"Setiap orang pernah berbuat salah, Nduk. Kamu melakukan semuanya bukan karena kamu salah, tapi kamu marah dengan keadaan. Kamu marah dengan bapakmu, kamu marah dengan Tuhanmu. Ibu tidak anti dengan orang bersalah, Nduk. Ibu itu bukan Tuhan, ibu hanya manusia biasa"

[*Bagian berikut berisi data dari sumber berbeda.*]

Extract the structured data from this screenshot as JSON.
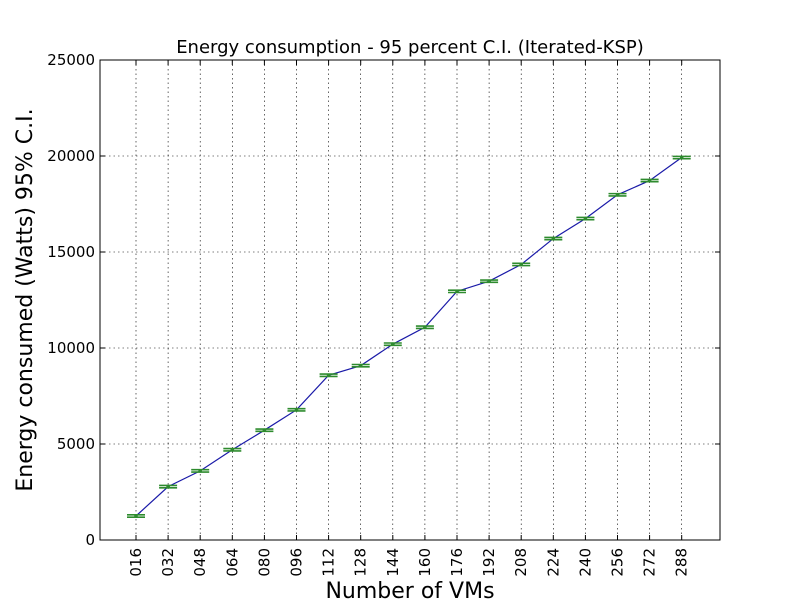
{
  "chart_data": {
    "type": "line",
    "title": "Energy consumption - 95 percent C.I. (Iterated-KSP)",
    "xlabel": "Number of VMs",
    "ylabel": "Energy consumed (Watts) 95% C.I.",
    "ylim": [
      0,
      25000
    ],
    "yticks": [
      "0",
      "5000",
      "10000",
      "15000",
      "20000",
      "25000"
    ],
    "ytick_values": [
      0,
      5000,
      10000,
      15000,
      20000,
      25000
    ],
    "categories": [
      "016",
      "032",
      "048",
      "064",
      "080",
      "096",
      "112",
      "128",
      "144",
      "160",
      "176",
      "192",
      "208",
      "224",
      "240",
      "256",
      "272",
      "288"
    ],
    "series": [
      {
        "values": [
          1250,
          2780,
          3600,
          4700,
          5720,
          6780,
          8580,
          9080,
          10200,
          11080,
          12950,
          13480,
          14350,
          15700,
          16740,
          17980,
          18720,
          19920
        ],
        "ci_halfwidth": [
          60,
          60,
          60,
          60,
          60,
          60,
          60,
          60,
          60,
          60,
          60,
          60,
          60,
          60,
          60,
          60,
          60,
          60
        ]
      }
    ],
    "grid": true,
    "colors": {
      "line": "#1a1aa8",
      "errorbar": "#2e8b2e"
    }
  }
}
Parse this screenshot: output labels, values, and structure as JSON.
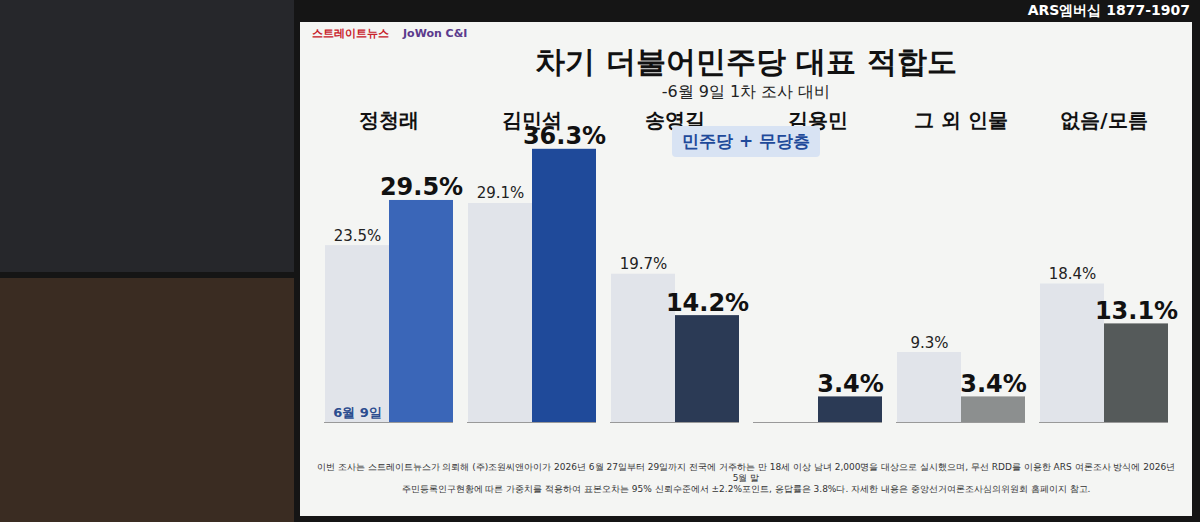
{
  "page": {
    "corner_text": "ARS엠버십 1877-1907",
    "logos": [
      "스트레이트뉴스",
      "JoWon C&I"
    ],
    "badge": "민주당 + 무당층",
    "footnote": [
      "이번 조사는 스트레이트뉴스가 의뢰해 (주)조원씨앤아이가 2026년 6월 27일부터 29일까지 전국에 거주하는 만 18세 이상 남녀 2,000명을 대상으로 실시했으며, 무선 RDD를 이용한 ARS 여론조사 방식에 2026년 5월 말",
      "주민등록인구현황에 따른 가중치를 적용하여 표본오차는 95% 신뢰수준에서 ±2.2%포인트, 응답률은 3.8%다. 자세한 내용은 중앙선거여론조사심의위원회 홈페이지 참고."
    ]
  },
  "chart_data": {
    "type": "bar",
    "title": "차기 더불어민주당 대표 적합도",
    "subtitle": "-6월 9일 1차 조사 대비",
    "categories": [
      "정청래",
      "김민석",
      "송영길",
      "김용민",
      "그 외 인물",
      "없음/모름"
    ],
    "series": [
      {
        "name": "6월 9일",
        "color": "#e1e4ea",
        "values": [
          23.5,
          29.1,
          19.7,
          null,
          9.3,
          18.4
        ],
        "value_labels": [
          "23.5%",
          "29.1%",
          "19.7%",
          null,
          "9.3%",
          "18.4%"
        ]
      },
      {
        "colors": [
          "#3a66b8",
          "#1f4a9a",
          "#2b3a55",
          "#2b3a55",
          "#8c8f8f",
          "#555a5a"
        ],
        "values": [
          29.5,
          36.3,
          14.2,
          3.4,
          3.4,
          13.1
        ],
        "value_labels": [
          "29.5%",
          "36.3%",
          "14.2%",
          "3.4%",
          "3.4%",
          "13.1%"
        ]
      }
    ],
    "ylim": [
      0,
      38
    ],
    "grid": false,
    "data_labels": true,
    "tick_labels": "x"
  }
}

"Apa Ibu bangga punya menantu seperti saya, apa yang membuat ibu berkata seperti itu tadi?"
"Tidak selamanya orang itu salah dan tidak selamanya orang itu benar, Nduk. Semua melakukan dengan alasan, Ibu sudah bilang kalau Ibu tidak anti dengan kesalahan. Tapi, itu bukan berarti tidak belajar dari kesalahan. Sekarang, kau sendiri adalah seorang ibu. Kau akan mendidik anak dan lebih dari itu, kau akan menjadi dunia pertama baginya,"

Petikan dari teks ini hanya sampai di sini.